Prudential Regulation

As well as the above, a separate legislative proposal has been published in relation to the prudential framework for securitisation transactions which aims ensure greater risk sensitivity for the capital treatment of securitisation for banks. There will also be amendments to the Liquidity Coverage Delegated Regulation (draft amendments already published) and the Solvency II Delegated Regulation (draft amendments to come later in the Summer). The intention is to make targeted changes to: (i) address inconsistencies in the existing requirements that securitisations need to comply with in order to be eligible for inclusion in banks’ liquidity buffers; (ii) adjust the insurance prudential framework to better account for the actual risks of securitisation; and (iii) remove unnecessary prudential costs for insurers when investing in securitisations.

Next Steps

Whilst the Commission’s efforts to bolster the EU securitisation market are to be welcomed, it’s currently unclear whether the proposed changes will meet that aim.

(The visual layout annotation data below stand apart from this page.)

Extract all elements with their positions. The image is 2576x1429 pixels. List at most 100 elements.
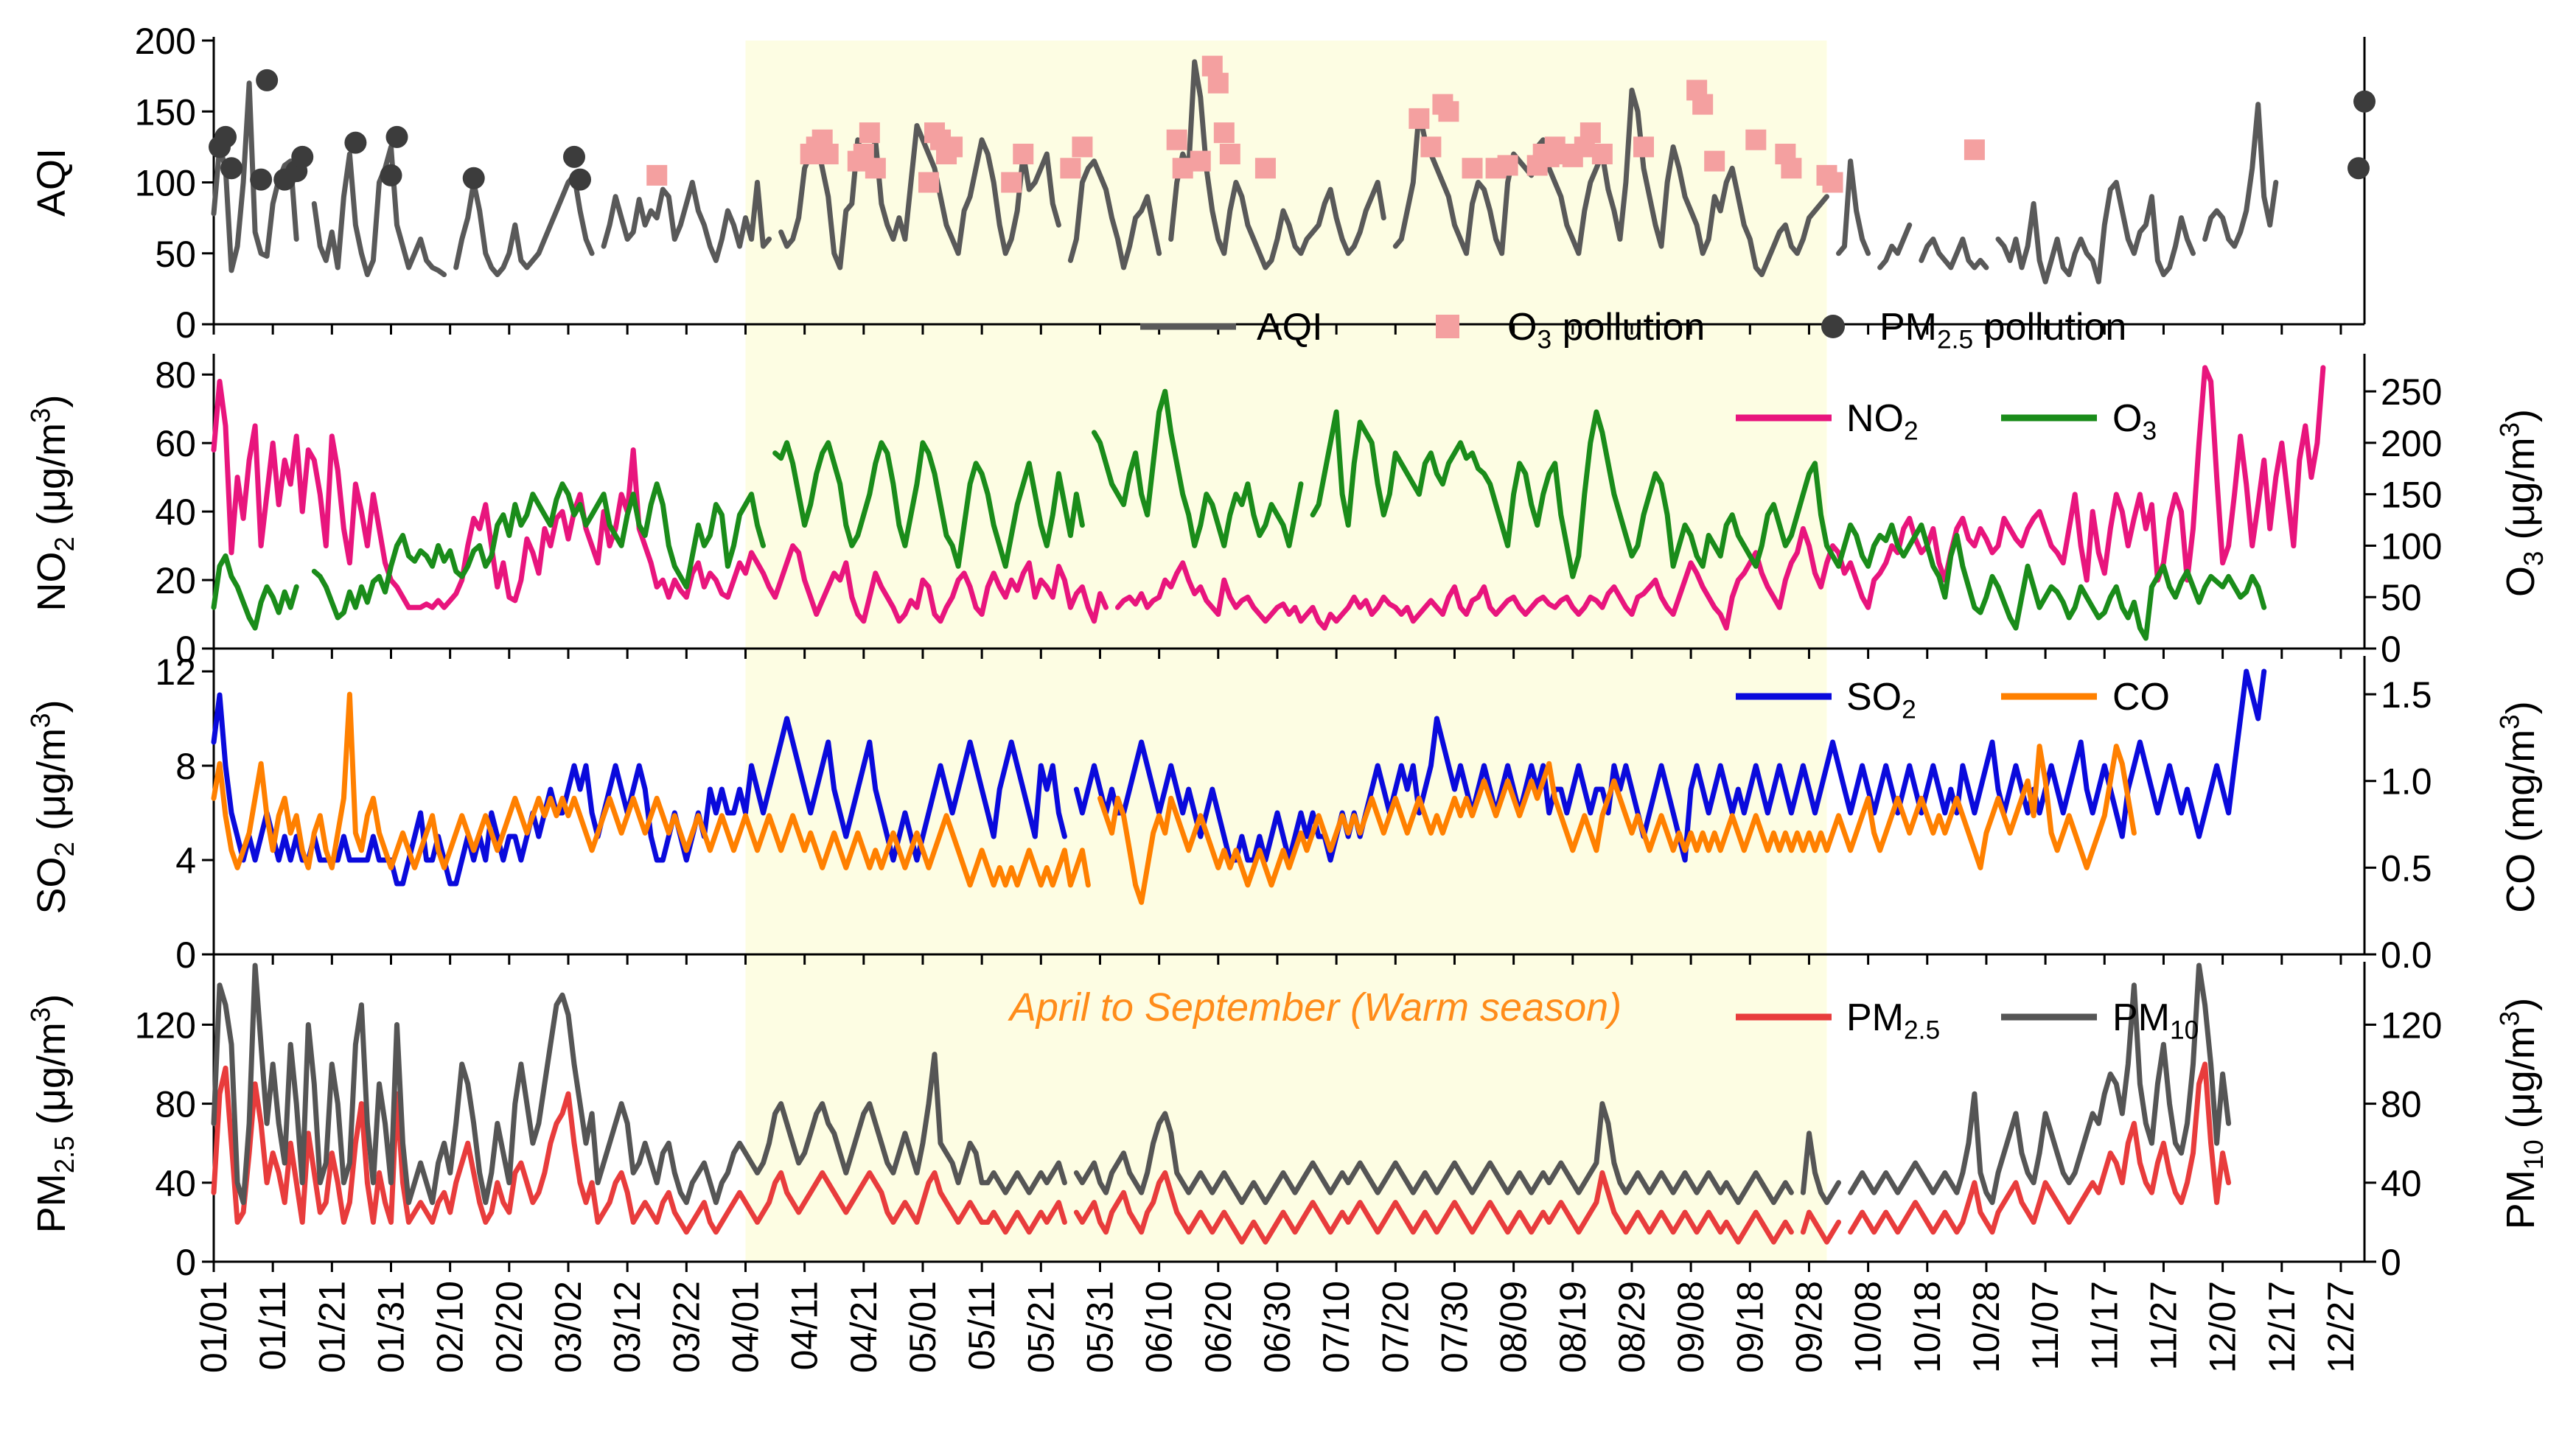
y-axis-title-pm10-part: ) <box>2499 998 2543 1011</box>
pm25-pollution-marker <box>291 145 314 168</box>
legend-pm25-pollution-label-part: 2.5 <box>1937 325 1973 354</box>
y-axis-title-co-part: 3 <box>2494 714 2524 729</box>
o3-pollution-marker <box>1420 136 1442 158</box>
legend-pm10-label: PM10 <box>2112 996 2199 1044</box>
y-tick-label: 60 <box>155 423 196 464</box>
legend-no2-label: NO2 <box>1846 397 1919 445</box>
axes-layer <box>202 37 2376 1272</box>
y-tick-label: 150 <box>135 91 196 133</box>
x-tick-label: 09/08 <box>1670 1281 1711 1373</box>
o3-pollution-marker <box>1001 172 1022 193</box>
legend-so2-label-part: SO <box>1846 676 1902 719</box>
pm25-pollution-marker <box>380 164 402 186</box>
series-line-aqi <box>211 59 2279 284</box>
y-right-tick-label: 1.0 <box>2381 761 2432 803</box>
o3-pollution-marker <box>1633 136 1654 158</box>
x-tick-label: 10/18 <box>1907 1281 1948 1373</box>
x-tick-label: 02/10 <box>430 1281 471 1373</box>
series-layer <box>211 59 2326 1245</box>
y-axis-title-pm25-part: 2.5 <box>49 1136 80 1173</box>
pm25-pollution-marker <box>220 157 243 180</box>
legend-no2-label-part: NO <box>1846 397 1904 440</box>
y-axis-title-aqi: AQI <box>29 148 74 217</box>
y-axis-title-pm10-part: PM <box>2499 1170 2543 1229</box>
y-axis-title-pm10-part: 10 <box>2519 1139 2549 1170</box>
o3-pollution-marker <box>1013 144 1034 164</box>
o3-pollution-marker <box>1580 122 1601 144</box>
legend-co-label: CO <box>2112 676 2170 719</box>
y-axis-title-pm25-part: PM <box>29 1173 74 1233</box>
o3-pollution-marker <box>1964 139 1985 161</box>
series-line-pm10 <box>211 962 2232 1206</box>
y-axis-title-o3-part: (μg/m <box>2499 437 2543 551</box>
y-axis-title-co-part: CO (mg/m <box>2499 730 2543 913</box>
o3-pollution-marker <box>1822 172 1843 193</box>
legend-o3-pollution-label-part: 3 <box>1537 325 1551 354</box>
y-tick-label: 0 <box>175 304 196 346</box>
pm25-pollution-marker <box>569 168 592 191</box>
y-axis-title-co: CO (mg/m3) <box>2494 701 2543 912</box>
y-axis-title-o3-part: 3 <box>2519 551 2549 566</box>
legend-pm25-label: PM2.5 <box>1846 996 1940 1044</box>
legend-pm25-pollution-label: PM2.5 pollution <box>1879 306 2126 354</box>
legend-o3-marker <box>1436 315 1459 338</box>
y-right-tick-label: 150 <box>2381 475 2442 516</box>
y-axis-title-pm25-part: (μg/m <box>29 1022 74 1136</box>
o3-pollution-marker <box>1060 158 1081 179</box>
y-right-tick-label: 50 <box>2381 577 2422 618</box>
x-tick-label: 04/11 <box>784 1281 825 1370</box>
y-tick-label: 0 <box>175 934 196 976</box>
y-tick-label: 12 <box>155 651 196 693</box>
y-tick-label: 50 <box>155 234 196 275</box>
y-right-tick-label: 200 <box>2381 423 2442 464</box>
x-tick-label: 09/18 <box>1729 1281 1770 1373</box>
x-tick-label: 01/11 <box>252 1281 293 1370</box>
x-tick-label: 12/07 <box>2202 1281 2244 1373</box>
y-axis-title-no2-part: (μg/m <box>29 423 74 537</box>
legend-aqi-label-part: AQI <box>1257 306 1323 349</box>
legend-aqi-label: AQI <box>1257 306 1323 349</box>
y-axis-title-pm10: PM10 (μg/m3) <box>2494 998 2548 1229</box>
legend-so2-label-part: 2 <box>1902 695 1916 724</box>
o3-pollution-marker <box>865 158 886 179</box>
legend-o3-label-part: 3 <box>2142 416 2157 445</box>
x-tick-label: 10/08 <box>1848 1281 1889 1373</box>
y-axis-title-pm10-part: 3 <box>2494 1011 2524 1026</box>
y-axis-title-no2-part: 2 <box>49 537 80 551</box>
pm25-pollution-marker <box>344 131 367 154</box>
x-tick-label: 11/17 <box>2084 1281 2125 1370</box>
pm25-pollution-marker <box>250 168 273 191</box>
legend-pm25-label-part: 2.5 <box>1904 1016 1940 1044</box>
legend-no2-label-part: 2 <box>1904 416 1919 445</box>
series-line-so2 <box>211 668 2267 887</box>
y-right-tick-label: 80 <box>2381 1084 2422 1125</box>
x-tick-label: 05/11 <box>961 1281 1002 1370</box>
x-tick-label: 06/10 <box>1139 1281 1180 1373</box>
y-axis-title-pm25-part: ) <box>29 994 74 1007</box>
y-axis-title-so2-part: (μg/m <box>29 728 74 842</box>
y-axis-title-no2: NO2 (μg/m3) <box>25 395 79 612</box>
o3-pollution-marker <box>646 164 668 186</box>
y-axis-title-o3-part: 3 <box>2494 422 2524 437</box>
o3-pollution-marker <box>1254 158 1276 179</box>
legend-pm10-label-part: 10 <box>2170 1016 2199 1044</box>
y-axis-title-pm10-part: (μg/m <box>2499 1026 2543 1139</box>
x-tick-label: 12/17 <box>2261 1281 2303 1373</box>
o3-pollution-marker <box>1072 136 1093 158</box>
y-tick-label: 0 <box>175 629 196 670</box>
y-tick-label: 120 <box>135 1005 196 1046</box>
y-tick-label: 0 <box>175 1242 196 1283</box>
o3-pollution-marker <box>1462 158 1483 179</box>
pm25-pollution-marker <box>563 145 586 168</box>
x-tick-label: 03/02 <box>548 1281 589 1373</box>
x-tick-label: 09/28 <box>1788 1281 1829 1373</box>
y-tick-label: 20 <box>155 560 196 601</box>
o3-pollution-marker <box>859 122 880 144</box>
series-line-o3 <box>211 388 2267 641</box>
y-tick-label: 80 <box>155 1084 196 1125</box>
y-axis-title-pm25: PM2.5 (μg/m3) <box>25 994 79 1234</box>
o3-pollution-marker <box>1745 129 1767 150</box>
y-tick-label: 200 <box>135 21 196 62</box>
o3-pollution-marker <box>1409 108 1430 129</box>
label-layer: 0501001502000204060800501001502002500481… <box>25 21 2548 1373</box>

In particular, careful consideration will need to be given to how the proposed definition of a public securitisation will impact the securitisation market. The scope of this definition has the potential to impose the burden of the public transaction reporting requirements on a significant number of private transactions, and to incentivise transaction parties to seek listings outside of the European market. In addition, the imposition of the requirement to report private transactions to securitisation repositories, and the imposition of a duplicative sanctions’ regime in terms of the due diligence requirements, have already caused concern to originators, issuers and investors. It will be important to ensure that these factors don’t have a dampening impact on issuance and undermine the effort to achieve an integrated, competitive and revitalised securitisation market in Europe.

The draft Amending Regulation and the prudential legislative proposal have been submitted to the European Parliament and the Council for consideration. Further changes are still possible before the final texts are agreed.